Капитан не ответил, а оглядел своих бойцов и приказал отступать.
Бронетранспортеры развернулись. Раненую девушку перевязали и положили внутрь, а бойцы залезли на броню.
Взревели движки БТРов. Позади вновь собиралась толпа, которая двинулась вслед за бронетранспортерами, а по рации звучали доклады командиров групп и штурмовых взводов, которые слышали переговоры омоновца и штаба:
– "Алмаз-23" отход! Тут какие-то дети с пукалками в руках! Если они кому-то и враги, то не мне!
– "Карачай-5" отступаем!
– "Синица-17" это не наша война!
– Всем "совам" отход!
Через сто пятьдесят метров БТРы уперлись в бойцов ЧВК "Омикрон", которые двигались за омоновцами, и офицер наемников, с заметным прибалтийским акцентом воскликнул:
– Куда!? Назад! Это приказ!
– А ты кто такой, чтобы мне приказы отдавать!? – Орлов оскалился и, не слезая с брони, передернут затвор автомата: – С дороги чухонец! Задавим!

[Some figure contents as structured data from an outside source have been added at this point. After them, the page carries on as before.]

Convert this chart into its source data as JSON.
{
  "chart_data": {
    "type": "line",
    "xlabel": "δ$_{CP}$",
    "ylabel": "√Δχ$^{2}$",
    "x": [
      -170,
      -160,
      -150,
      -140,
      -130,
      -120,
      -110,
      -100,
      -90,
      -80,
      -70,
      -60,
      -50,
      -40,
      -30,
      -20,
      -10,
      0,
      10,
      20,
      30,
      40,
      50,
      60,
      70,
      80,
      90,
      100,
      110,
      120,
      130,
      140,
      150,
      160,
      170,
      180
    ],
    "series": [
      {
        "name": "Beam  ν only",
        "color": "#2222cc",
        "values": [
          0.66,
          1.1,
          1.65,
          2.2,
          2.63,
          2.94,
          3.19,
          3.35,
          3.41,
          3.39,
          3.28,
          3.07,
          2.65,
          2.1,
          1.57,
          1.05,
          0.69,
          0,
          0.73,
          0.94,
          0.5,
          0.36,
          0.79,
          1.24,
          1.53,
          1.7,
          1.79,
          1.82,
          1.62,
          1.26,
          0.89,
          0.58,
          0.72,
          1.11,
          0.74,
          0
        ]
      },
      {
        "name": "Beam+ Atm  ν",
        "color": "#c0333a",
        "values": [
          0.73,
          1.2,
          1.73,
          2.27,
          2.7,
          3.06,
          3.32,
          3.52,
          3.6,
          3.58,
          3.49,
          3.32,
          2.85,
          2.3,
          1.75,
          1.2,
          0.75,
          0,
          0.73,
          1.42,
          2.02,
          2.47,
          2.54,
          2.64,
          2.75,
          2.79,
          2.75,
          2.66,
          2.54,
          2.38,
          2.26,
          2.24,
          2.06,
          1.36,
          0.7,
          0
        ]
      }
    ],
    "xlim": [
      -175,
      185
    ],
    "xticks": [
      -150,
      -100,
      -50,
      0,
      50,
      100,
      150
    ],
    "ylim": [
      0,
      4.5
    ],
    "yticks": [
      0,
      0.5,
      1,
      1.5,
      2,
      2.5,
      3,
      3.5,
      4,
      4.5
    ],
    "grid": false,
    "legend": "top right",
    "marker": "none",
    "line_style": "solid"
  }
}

Прибалт или кто он там, вжал голову в плечи и отодвинулся. Остальные наемники сделали то же самое и бронетранспортеры продолжили движение. Так из-за одного срыва первое наступление на город провалилось и на следующий день в него входили исключительно наемники.
Глава 15.
Первые сутки своего пребывания в Невинномысске Андрей Черкашин запомнил плохо. Суета и беготня. Все куда-то спешили и что-то тянули. В городе не стихала стрельба, а в морозном воздухе витал едкий запах гари, и среди всего этого хаоса был он, человек, судьба которого по большому счету никого не интересовала, разве только Холостякова. И Черкашин никак не мог сориентироваться и определиться, ради чего он оказался здесь и как ему поступать. Поэтому парень делал то, что ему приказывали, иногда вел видеосъемку и старался не отрываться от своей группы. Это инстинкт выживания, ведь быть в стае естественно для любого человека, и судьба была к нему благосклонна. Андрей не участвовал в столкновениях за Фабрику, где местные жители пытались самостоятельно и сходу подавить сопротивление закрепившихся там кавказцев, и он не попал на баррикады в районе Третьего Интернационала и Партизанской, когда городская молодежь встретила омоновцев и военных.